Have you ever wondered if your kids are really listening to you?  TRUST ME, they are.  Well, most of the time.  Details may get lost in selfies and snapchat, but overall they absorb quite a lot.  And parents…you are not the only adults that influence your kids.  Most of the time I’m very flattered that my teenagers pay attention to me and are influenced by my behavior and actions.

Other times… not so much.

For example: Cursing.

So sue me! I wasn’t trained to not let out a few curse words around kids.  I didn’t have to worry about prefacing expressions by shouting “earmuffs” at my kids before telling a story.  I didn’t raise them, I don’t have the filter, and I don’t have any kids of my own that I have had to do this for.

But, despite my b****ing, I have gotten pretty good at about the cursing around the kids.

Our friends?  Not so much.

For Example: Let’s call him friend “M”

Friend M is a great guy.  Funny, nice, hardworking, yada yada – but the man cannot put a kibosh on the curse words.  It doesn’t matter if my kids are there or not.  It goes as such…

“Oh man, so my bleeping boss was like, ‘Bleep man! Why isn’t all this bleeping stuff bleeping finished?’  And I am bleeping looking at him and thinking, ‘Bleep!  What the bleep am I supposed to bleeping do with bleeping subcontractors who don’t bleeping know how to bleeping do bleep all!’  Bleep!  It’s like all I bleeping do is work with bleeping morons.  Anyway, hey Lauren, how the bleep are you?  How’s the bleeping job going?” (He notices my 13 year old is sitting right next to me).  “Oh bleep, sorry Teenager 2.”

…..

…..

Really?

The problem comes when after about 30 minutes, you don’t even notice the bleeps and bleepings anymore.  It just all flows, then you find yourself bleeping saying bleep all the bleeping time.  Ah!

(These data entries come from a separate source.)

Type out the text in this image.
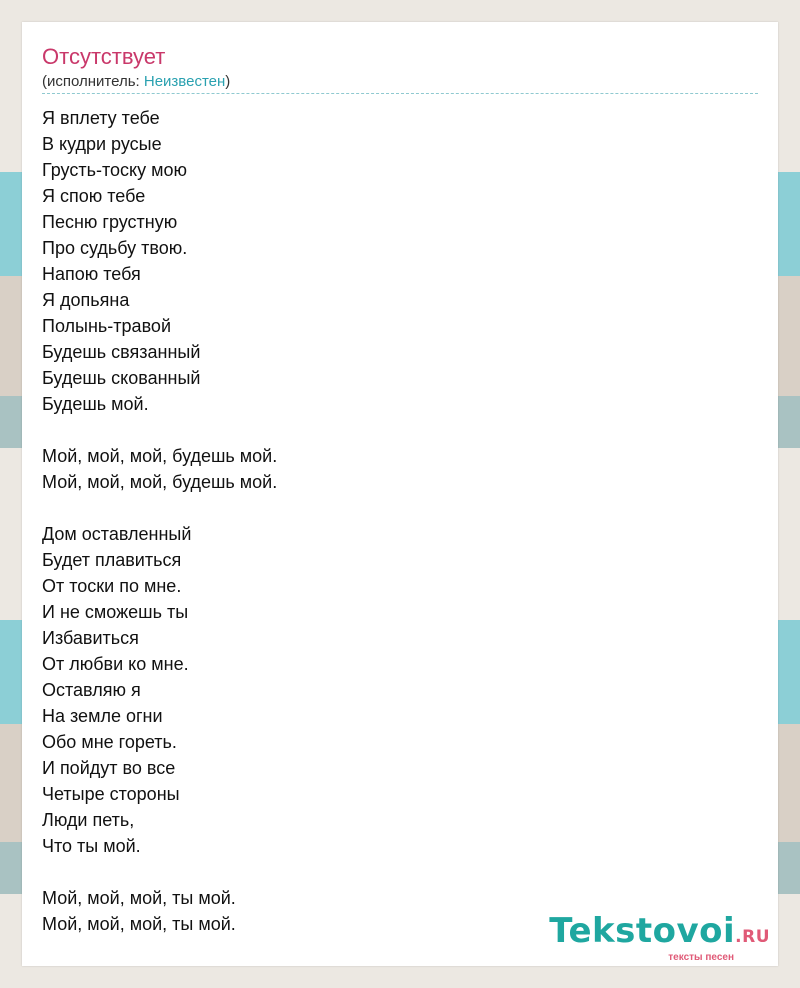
Отсутствует
(исполнитель: Неизвестен)
Я вплету тебе
В кудри русые
Грусть-тоску мою
Я спою тебе
Песню грустную
Про судьбу твою.
Напою тебя
Я допьяна
Полынь-травой
Будешь связанный
Будешь скованный
Будешь мой.
Мой, мой, мой, будешь мой.
Мой, мой, мой, будешь мой.
Дом оставленный
Будет плавиться
От тоски по мне.
И не сможешь ты
Избавиться
От любви ко мне.
Оставляю я
На земле огни
Обо мне гореть.
И пойдут во все
Четыре стороны
Люди петь,
Что ты мой.
Мой, мой, мой, ты мой.
Мой, мой, мой, ты мой.	Tekstovoi.RU
тексты песен
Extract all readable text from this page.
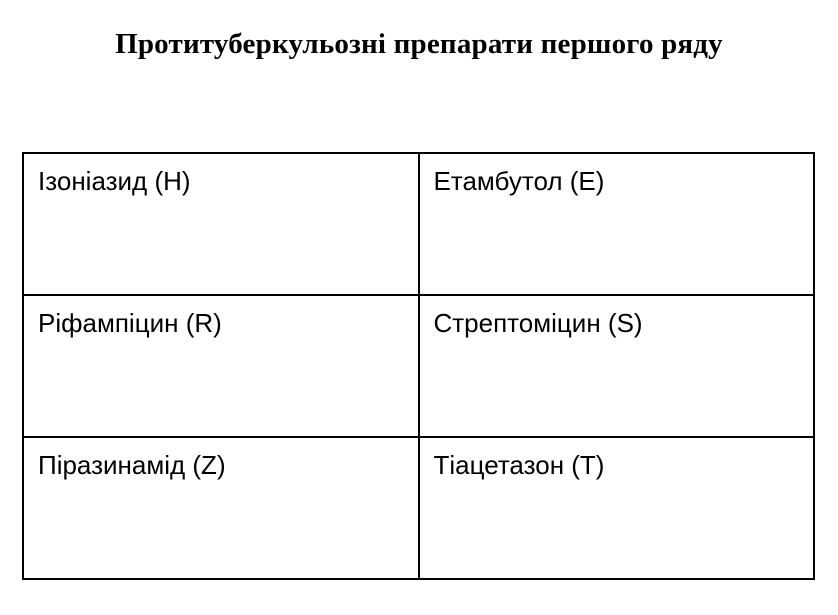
Протитуберкульозні препарати першого ряду
Ізоніазид (H)	Етамбутол (E)
Ріфампіцин (R)	Стрептоміцин (S)
Піразинамід (Z)	Тіацетазон (T)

Luckily, my kids are pretty good about not cursing around us.  Even when Teenager 2 is surrounding by adults all throwing out bleeps, she doesn’t copy us by saying the same things back to us.  Phew.

It’s at times like these when I’m so thankful that my kids are able to distinguish what’s appropriate and what’s not.  After, the responsible adults in the room (ahem… Friend M and DAD) can’t figure out.  Good thing my 13 year old teenager can.